A degree of pressure must be getting to the man who served as Machiavelli to Richard Nixon's Prince. With the shouts of "war criminal" still ringing in his ears from the demonstration outside London's Royal Albert Hall, Kissinger told the corporate leaders assembled inside with exquisite abstraction, "No-one can say that he served in an administration that did not make mistakes".

This is the closest he ever came to acknowledging a remote proximity to "mistakes" while serving as Washington's long-time foreign policy guru. One can easily imagine the 78-year-old master of the geopolitical game cynically chuckling to himself over such a self-serving admission, while Poor Richard must still be revolving in his grave, envying and hating Kissinger for being so cleverly outrageous, and getting away with it time and again.

On April 26, Reuters news agency asked the Vietnamese Foreign Ministry in Hanoi to comment on the London protest and moves in some countries to bring Kissinger to trial for war crimes, and received this reply: "We hold that as a key official who played an important role at the time the United States was carrying out its invasive war in Vietnam, Mr Kissinger has to take responsibility for the sufferings and losses brought by this war upon the Vietnamese people."

More than 2 million Vietnamese died in the conflict, as did 58,209 US soldiers.

Of course Kissinger is a criminal. Here's one instance, from a pamphlet (Enough is Enough — 100 Years of US intervention in Latin America and the Caribbean) published a couple of years ago: "As a result of the 1970 elections [in Chile] a genuine leftist reformer was sitting at the very center of government in the continent's most democratic country. Dr. Salvador Allende Gossens, the candidate of the Popular Unity coalition of progressives, socialists and communists, gained office with a plurality of the vote and began to assemble a coalition government.

"In the months leading up to the elections, the CIA had intervened feverishly with money and other forms of support to assure the victory of the ultra-rightist candidate. The US first tried to rig the elections, then to bribe members of the Chilean Congress to have them refuse to confirm Allende in office, and, if all else failed, to begin the process of fomenting a military coup.

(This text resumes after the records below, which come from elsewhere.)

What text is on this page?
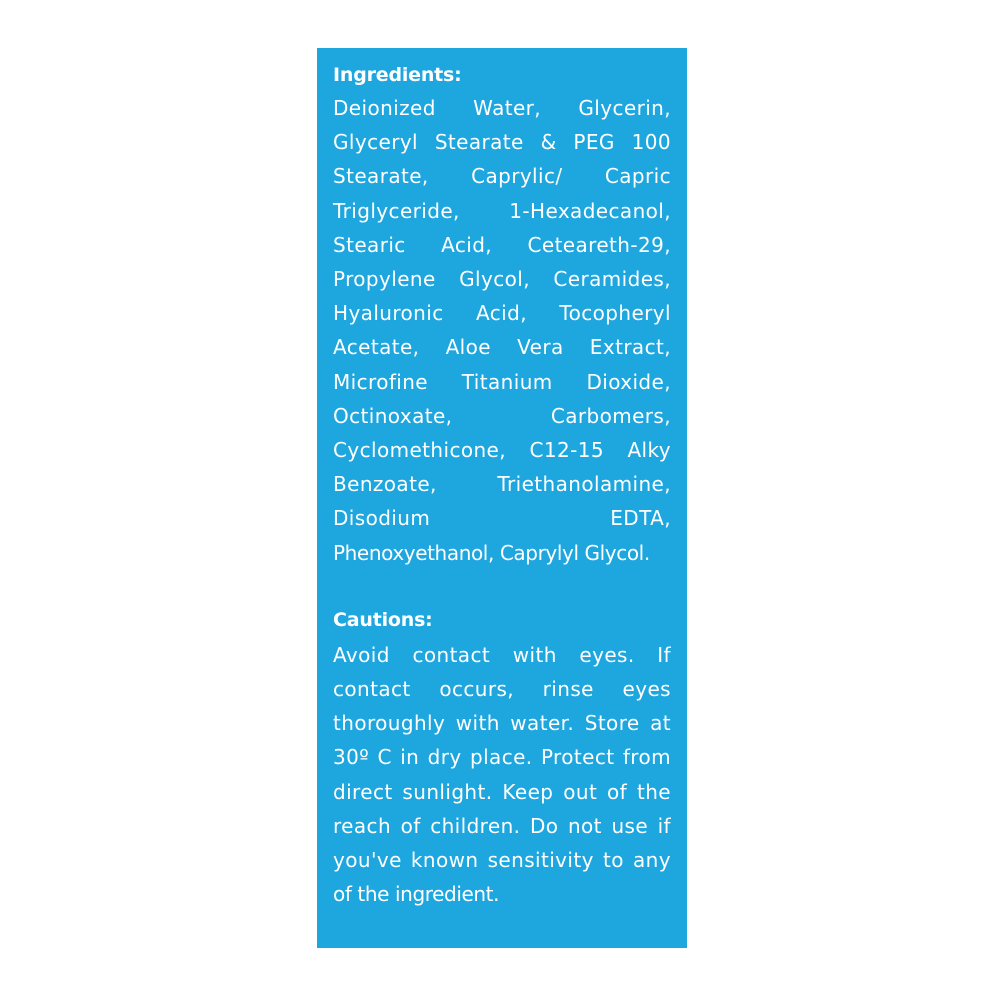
Ingredients:
Deionized Water, Glycerin,
Glyceryl Stearate & PEG 100
Stearate, Caprylic/ Capric
Triglyceride, 1-Hexadecanol,
Stearic Acid, Ceteareth-29,
Propylene Glycol, Ceramides,
Hyaluronic Acid, Tocopheryl
Acetate, Aloe Vera Extract,
Microfine Titanium Dioxide,
Octinoxate, Carbomers,
Cyclomethicone, C12-15 Alky
Benzoate, Triethanolamine,
Disodium EDTA,
Phenoxyethanol, Caprylyl Glycol.
Cautions:
Avoid contact with eyes. If
contact occurs, rinse eyes
thoroughly with water. Store at
30º C in dry place. Protect from
direct sunlight. Keep out of the
reach of children. Do not use if
you've known sensitivity to any
of the ingredient.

"Investigative reporter Seymour M. Hersh in his informative book, The Price of Power, quotes Kissinger as saying at the June 27, 1970, secret meeting [in Washington] where these plans were approved: 'I don't see why we need to stand by and watch a country go Communist due to the irresponsibility of its own people'."

So much for democracy. Allende was overthrown and killed in 1973, along with many thousands of Chilean progressives and democrats. Thousands more were tortured and imprisoned. Pinochet's right-wing authoritarian regime ruled for decades with US backing, thanks to Kissinger and his successors.

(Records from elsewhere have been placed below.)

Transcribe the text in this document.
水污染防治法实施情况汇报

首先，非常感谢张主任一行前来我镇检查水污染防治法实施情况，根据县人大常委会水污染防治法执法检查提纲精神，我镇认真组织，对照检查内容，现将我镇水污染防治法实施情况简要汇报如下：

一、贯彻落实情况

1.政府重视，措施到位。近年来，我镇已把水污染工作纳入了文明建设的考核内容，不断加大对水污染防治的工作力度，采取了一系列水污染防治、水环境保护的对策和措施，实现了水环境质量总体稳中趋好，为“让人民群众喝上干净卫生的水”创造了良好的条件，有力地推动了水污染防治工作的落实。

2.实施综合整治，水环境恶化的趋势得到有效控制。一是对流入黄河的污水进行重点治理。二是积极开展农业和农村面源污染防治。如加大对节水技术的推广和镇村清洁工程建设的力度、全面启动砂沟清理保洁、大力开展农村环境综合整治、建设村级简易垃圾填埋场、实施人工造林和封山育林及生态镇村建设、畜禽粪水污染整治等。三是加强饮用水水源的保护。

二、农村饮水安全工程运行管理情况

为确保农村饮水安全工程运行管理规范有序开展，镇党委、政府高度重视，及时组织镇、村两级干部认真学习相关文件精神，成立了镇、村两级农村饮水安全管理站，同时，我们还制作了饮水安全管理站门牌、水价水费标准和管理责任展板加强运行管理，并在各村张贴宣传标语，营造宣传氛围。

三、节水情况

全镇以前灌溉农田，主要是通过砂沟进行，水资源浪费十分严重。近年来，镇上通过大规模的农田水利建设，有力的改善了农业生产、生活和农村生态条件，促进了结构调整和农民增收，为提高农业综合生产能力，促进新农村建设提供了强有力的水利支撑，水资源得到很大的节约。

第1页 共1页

Visiting Chile in 1998, soon after the elderly dictator retired, President Bill Clinton surpassed routine White House hypocrisy by delivering a moving speech about how pleased Washington was that Chile had finally restored democracy.

We mention this because concealed behind its excessive penchant for the rhetoric of human rights, Washington is perpetrating the same duplicitous deeds today as yesterday. Fixing elections? How about Yugoslavia in 2000? Overthrowing democratic governments? How about Venezuela in 2002 (though a US-backed coup was foiled this time)?

Meanwhile, we've got a war on terrorism to keep the Pentagon occupied today and a government to topple in Iraq tomorrow. Who needs a Kissinger or a Nixon when there's a George Bush, Dick Cheney, Colin Powell and Donald Rumsfeld — criminals all, in our view — occupying the War Room?

Still, it would be appropriate for the man who served as the model for Dr Strangelove to finally be obliged to sit in humanity's courtroom and explain, no doubt patiently and professorially, why the survival of freedom, democracy and the "American Way of Life" required the carpet-bombing slaughter of poor peasants in Indochina's rice paddies.

[From Mid-Hudson Activist Newsletter, published in New Paltz, New York, by the Mid-Hudson National People's Campaign.]

From Green Left Weekly, June 26, 2002.